Hacker News new | ask | show | jobs
by carapace 2185 days ago
The "deps portfolio" gets updated whenever the deps change. In practice the flow goes like this:

0. A dev wants to use a new dependency, likely after experimenting with it a little bit.

1. Preliminary evaluation, which includes a transitive dependency scan. ("Too many dependencies" is a valid fail condition all on it's own.)

2. If everything looks good we bring it and it's deps into our internal repo. This includes the plumbing to add it to our dev|test|production envs. (Using Docker or whatever.)

3. Now the devs can use it in code destined for prod. There's a nice page in the company wiki that lists the exact version(s) with links to the docs, bug trackers, mailing lists, etc. and also the internal company lore for that package.

It's tight.

- - - -

This might seem like a lot of work up front, but think about all the work it saves down the line.

1 comments

When one of the transitive dependencies fixes a security issue, is it then re-evaluated prior to being updated in the internal repo?

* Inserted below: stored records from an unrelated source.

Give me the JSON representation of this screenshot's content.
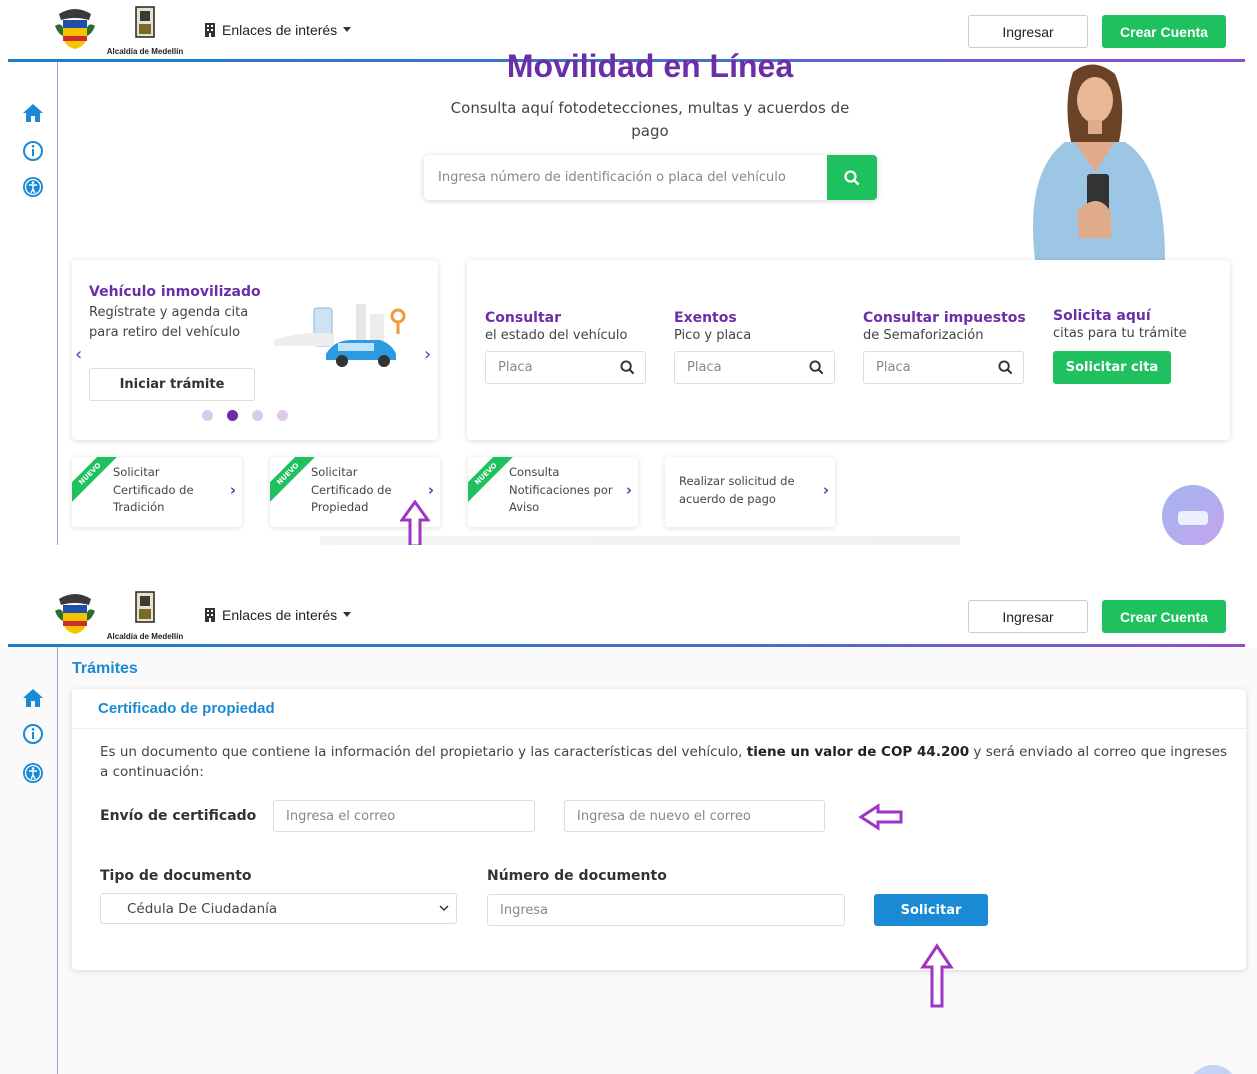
{
  "header": {
    "logo_text": "Alcaldía de Medellín",
    "links_label": "Enlaces de interés",
    "login_label": "Ingresar",
    "signup_label": "Crear Cuenta"
  },
  "icons": [
    "home-icon",
    "info-icon",
    "accessibility-icon",
    "search-icon",
    "chevron-down-icon",
    "building-icon",
    "chevron-right-icon",
    "chevron-left-icon",
    "arrow-up-icon",
    "arrow-left-icon"
  ],
  "colors": {
    "purple": "#6a2fa8",
    "green": "#1ec15e",
    "blue": "#1a8ad4"
  },
  "hero": {
    "title": "Movilidad en Línea",
    "subtitle": "Consulta aquí fotodetecciones, multas y acuerdos de pago",
    "search_placeholder": "Ingresa número de identificación o placa del vehículo"
  },
  "carousel": {
    "title": "Vehículo inmovilizado",
    "desc": "Regístrate y agenda cita para retiro del vehículo",
    "button": "Iniciar trámite",
    "slides": 4,
    "active_slide": 2
  },
  "quick": [
    {
      "title": "Consultar",
      "sub": "el estado del vehículo",
      "placeholder": "Placa"
    },
    {
      "title": "Exentos",
      "sub": "Pico y placa",
      "placeholder": "Placa"
    },
    {
      "title": "Consultar impuestos",
      "sub": "de Semaforización",
      "placeholder": "Placa"
    },
    {
      "title": "Solicita aquí",
      "sub": "citas para tu trámite",
      "button": "Solicitar cita"
    }
  ],
  "tiles": [
    {
      "badge": "NUEVO",
      "text": "Solicitar Certificado de Tradición"
    },
    {
      "badge": "NUEVO",
      "text": "Solicitar Certificado de Propiedad"
    },
    {
      "badge": "NUEVO",
      "text": "Consulta Notificaciones por Aviso"
    },
    {
      "text": "Realizar solicitud de acuerdo de pago"
    }
  ],
  "form": {
    "section": "Trámites",
    "title": "Certificado de propiedad",
    "desc_pre": "Es un documento que contiene la información del propietario y las características del vehículo, ",
    "desc_bold": "tiene un valor de COP 44.200",
    "desc_post": " y será enviado al correo que ingreses a continuación:",
    "send_label": "Envío de certificado",
    "email_placeholder": "Ingresa el correo",
    "email_confirm_placeholder": "Ingresa de nuevo el correo",
    "doc_type_label": "Tipo de documento",
    "doc_type_value": "Cédula De Ciudadanía",
    "doc_number_label": "Número de documento",
    "doc_number_placeholder": "Ingresa",
    "submit_label": "Solicitar"
  }
}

I'm guessing you work at a pretty large tech company. It seems wasteful that so many companies might be replicating this work. I wonder if there might be the opportunity for a body to review & approve packages on behalf of many companies. Perhaps npm will eventually move in this direction.

> When one of the transitive dependencies fixes a security issue, is it then re-evaluated prior to being updated in the internal repo?

Yes, but this is typically pretty low overhead. And when it's not, it usually means there is some issue that has to be addressed anyway.

> I'm guessing you work at a pretty large tech company.

I did once, but right now "we" is a tiny startup (we're using Elm and Erlang.)

> I wonder if there might be the opportunity for a body to review & approve packages on behalf of many companies.

Ideally, that's what Free/Open Source Software would be, eh?

In the old days there were "sysadmins", System Administrators, who handled a lot of this sort of thing.